Cochlear implants are designed for children and adults with sensorineural hearing loss. This type of hearing loss typically involves damage to tiny hair cells in the cochlea. As a result, sound can't reach the auditory nerve, which usually receives information from hair cells. A cochlear implant skips the damaged hair cells to stimulate the auditory nerve directly.

What happens, exactly? If you get a cochlear implant, it will consist of parts that are placed through surgery under your skin, as well as parts that you wear on your body, like a hearing aid. The external part with attached head coil (audio or speech processor) is slightly larger than a normal behind-the-ear hearing aid. They work together to create a sensation of sound.

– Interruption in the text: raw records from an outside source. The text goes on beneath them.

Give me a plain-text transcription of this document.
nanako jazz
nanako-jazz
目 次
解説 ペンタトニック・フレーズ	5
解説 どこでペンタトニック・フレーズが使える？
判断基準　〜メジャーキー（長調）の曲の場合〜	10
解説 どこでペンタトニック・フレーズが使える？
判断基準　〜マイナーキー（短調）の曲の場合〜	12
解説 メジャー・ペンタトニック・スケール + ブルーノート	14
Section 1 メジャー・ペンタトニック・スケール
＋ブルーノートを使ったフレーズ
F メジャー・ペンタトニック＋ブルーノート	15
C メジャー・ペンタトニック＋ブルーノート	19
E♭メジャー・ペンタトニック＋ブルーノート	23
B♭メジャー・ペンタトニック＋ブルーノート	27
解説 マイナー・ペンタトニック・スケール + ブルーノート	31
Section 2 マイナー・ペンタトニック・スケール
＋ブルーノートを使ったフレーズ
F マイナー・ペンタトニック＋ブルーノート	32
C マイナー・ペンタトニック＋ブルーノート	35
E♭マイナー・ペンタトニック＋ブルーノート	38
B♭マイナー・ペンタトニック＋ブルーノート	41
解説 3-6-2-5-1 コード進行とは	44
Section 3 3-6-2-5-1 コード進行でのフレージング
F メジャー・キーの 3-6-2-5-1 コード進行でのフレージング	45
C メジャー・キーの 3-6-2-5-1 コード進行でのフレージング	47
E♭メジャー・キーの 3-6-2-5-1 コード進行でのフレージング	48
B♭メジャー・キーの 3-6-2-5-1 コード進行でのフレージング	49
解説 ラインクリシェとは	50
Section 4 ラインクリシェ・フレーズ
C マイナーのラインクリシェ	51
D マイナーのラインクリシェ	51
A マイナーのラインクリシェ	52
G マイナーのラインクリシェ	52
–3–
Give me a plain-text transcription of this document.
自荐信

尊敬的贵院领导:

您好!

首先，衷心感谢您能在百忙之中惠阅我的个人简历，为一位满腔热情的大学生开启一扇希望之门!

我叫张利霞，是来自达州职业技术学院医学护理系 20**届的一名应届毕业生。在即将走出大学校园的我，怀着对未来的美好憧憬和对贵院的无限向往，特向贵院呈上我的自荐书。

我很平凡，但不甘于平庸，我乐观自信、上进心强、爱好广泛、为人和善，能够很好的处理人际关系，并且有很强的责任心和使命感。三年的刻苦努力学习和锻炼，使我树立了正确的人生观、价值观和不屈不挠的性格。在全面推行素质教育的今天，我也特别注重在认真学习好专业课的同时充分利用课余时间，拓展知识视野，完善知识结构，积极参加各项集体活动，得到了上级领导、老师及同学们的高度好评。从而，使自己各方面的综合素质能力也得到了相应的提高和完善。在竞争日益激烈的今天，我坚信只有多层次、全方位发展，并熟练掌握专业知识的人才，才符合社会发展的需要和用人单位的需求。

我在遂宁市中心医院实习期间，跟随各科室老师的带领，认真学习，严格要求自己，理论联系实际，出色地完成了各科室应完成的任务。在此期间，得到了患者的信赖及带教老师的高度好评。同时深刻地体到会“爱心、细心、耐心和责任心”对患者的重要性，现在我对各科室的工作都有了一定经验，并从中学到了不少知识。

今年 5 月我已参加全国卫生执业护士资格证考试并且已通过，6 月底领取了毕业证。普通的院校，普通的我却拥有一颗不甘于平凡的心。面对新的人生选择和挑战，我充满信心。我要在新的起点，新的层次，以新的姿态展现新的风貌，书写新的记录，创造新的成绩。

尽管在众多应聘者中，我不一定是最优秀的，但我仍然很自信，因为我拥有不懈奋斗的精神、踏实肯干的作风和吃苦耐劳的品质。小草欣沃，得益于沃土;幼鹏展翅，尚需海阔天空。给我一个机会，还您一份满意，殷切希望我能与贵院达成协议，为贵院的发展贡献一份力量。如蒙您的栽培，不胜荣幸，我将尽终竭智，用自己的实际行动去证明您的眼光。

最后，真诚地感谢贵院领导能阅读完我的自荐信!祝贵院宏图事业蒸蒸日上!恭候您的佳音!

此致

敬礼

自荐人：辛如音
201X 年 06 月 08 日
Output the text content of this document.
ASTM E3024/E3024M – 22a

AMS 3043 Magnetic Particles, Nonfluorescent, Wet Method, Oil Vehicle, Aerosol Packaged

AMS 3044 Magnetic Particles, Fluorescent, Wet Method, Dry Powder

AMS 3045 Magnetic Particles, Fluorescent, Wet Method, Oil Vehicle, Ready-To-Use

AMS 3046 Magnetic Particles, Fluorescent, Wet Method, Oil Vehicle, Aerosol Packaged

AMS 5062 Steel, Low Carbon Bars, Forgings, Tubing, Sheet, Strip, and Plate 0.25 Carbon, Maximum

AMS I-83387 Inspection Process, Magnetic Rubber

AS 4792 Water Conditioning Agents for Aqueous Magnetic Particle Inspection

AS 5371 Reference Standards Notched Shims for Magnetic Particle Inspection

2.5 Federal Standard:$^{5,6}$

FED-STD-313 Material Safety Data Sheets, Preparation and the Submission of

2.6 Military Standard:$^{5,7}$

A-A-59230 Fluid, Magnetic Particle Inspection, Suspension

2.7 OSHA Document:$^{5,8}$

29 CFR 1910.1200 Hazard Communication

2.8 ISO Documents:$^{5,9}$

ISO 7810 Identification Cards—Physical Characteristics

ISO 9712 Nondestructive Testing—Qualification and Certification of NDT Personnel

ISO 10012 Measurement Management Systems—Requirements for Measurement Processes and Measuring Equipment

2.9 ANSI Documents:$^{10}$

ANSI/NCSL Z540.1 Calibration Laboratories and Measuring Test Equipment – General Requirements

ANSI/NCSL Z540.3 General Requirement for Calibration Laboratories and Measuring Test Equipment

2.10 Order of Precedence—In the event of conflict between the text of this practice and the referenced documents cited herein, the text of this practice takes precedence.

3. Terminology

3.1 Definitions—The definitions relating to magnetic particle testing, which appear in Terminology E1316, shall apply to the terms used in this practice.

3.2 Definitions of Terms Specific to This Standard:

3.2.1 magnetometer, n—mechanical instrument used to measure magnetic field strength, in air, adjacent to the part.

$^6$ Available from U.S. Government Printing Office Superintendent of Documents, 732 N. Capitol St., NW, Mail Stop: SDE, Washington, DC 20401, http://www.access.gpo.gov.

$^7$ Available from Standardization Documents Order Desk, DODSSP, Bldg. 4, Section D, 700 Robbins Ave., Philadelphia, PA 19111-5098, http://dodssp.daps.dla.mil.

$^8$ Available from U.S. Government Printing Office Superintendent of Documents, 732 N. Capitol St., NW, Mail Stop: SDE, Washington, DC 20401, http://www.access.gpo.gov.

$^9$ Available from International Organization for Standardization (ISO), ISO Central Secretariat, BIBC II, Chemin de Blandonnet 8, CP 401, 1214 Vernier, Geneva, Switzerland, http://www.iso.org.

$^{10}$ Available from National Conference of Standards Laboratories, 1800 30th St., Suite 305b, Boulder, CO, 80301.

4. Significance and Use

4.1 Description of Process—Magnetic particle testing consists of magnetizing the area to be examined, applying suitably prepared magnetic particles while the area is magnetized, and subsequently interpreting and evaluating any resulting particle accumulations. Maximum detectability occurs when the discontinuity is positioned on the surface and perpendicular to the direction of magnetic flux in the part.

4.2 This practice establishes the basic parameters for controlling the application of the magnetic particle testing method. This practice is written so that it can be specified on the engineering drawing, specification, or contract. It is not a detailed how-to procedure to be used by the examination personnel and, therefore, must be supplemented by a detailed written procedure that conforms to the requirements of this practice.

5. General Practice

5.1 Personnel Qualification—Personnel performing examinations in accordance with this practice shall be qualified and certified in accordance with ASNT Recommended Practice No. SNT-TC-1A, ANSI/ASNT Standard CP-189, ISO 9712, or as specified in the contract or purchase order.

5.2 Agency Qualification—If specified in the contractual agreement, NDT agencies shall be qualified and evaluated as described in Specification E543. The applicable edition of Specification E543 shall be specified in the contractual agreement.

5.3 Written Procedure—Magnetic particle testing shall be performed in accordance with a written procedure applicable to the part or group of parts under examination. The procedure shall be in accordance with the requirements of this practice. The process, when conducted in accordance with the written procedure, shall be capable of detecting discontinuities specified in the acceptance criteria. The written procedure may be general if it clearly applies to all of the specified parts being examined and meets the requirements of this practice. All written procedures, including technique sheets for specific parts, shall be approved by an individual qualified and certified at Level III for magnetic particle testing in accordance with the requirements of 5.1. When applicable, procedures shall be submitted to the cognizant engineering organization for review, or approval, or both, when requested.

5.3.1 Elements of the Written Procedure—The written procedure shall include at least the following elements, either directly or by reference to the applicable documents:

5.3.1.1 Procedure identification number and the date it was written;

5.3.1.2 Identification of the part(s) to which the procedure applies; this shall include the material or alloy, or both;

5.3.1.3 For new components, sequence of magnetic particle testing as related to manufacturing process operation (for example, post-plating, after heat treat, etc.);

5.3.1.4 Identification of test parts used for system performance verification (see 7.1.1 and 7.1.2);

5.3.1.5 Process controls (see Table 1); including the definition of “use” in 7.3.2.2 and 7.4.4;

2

First, a surgeon places a receiver under your skin behind your ear, through a small cut. The receiver is connected to electrodes, which are surgically inserted into the cochlea. The surgery takes one to two hours to perform and is usually done as an outpatient so you don't have to spend the night.

One to two weeks after surgery, your doctor will fit you with three parts: a speech processor, a battery pack, and a transmitter. You wear the microphone, which looks like a hearing aid, behind your ear. The processor may be connected to the microphone and worn at your ear, or it may be worn somewhere else on your body, depending on your activity level, age, or lifestyle. These processors offer different program and telephone options, and the ability to connect to assistive listening devices and other listening devices, like an iPod. Some have rechargeable batteries to lower costs. 

When there are sounds around you, the microphone and processor pick them up and change them into electrical impulses. Then the transmitter sends these coded signals to the receiver under your skin. Next, the receiver delivers the signals to the electrodes inserted into the cochlea. These electrodes stimulate the auditory nerve, which carries the signals to the brain, where they are recognized as sound.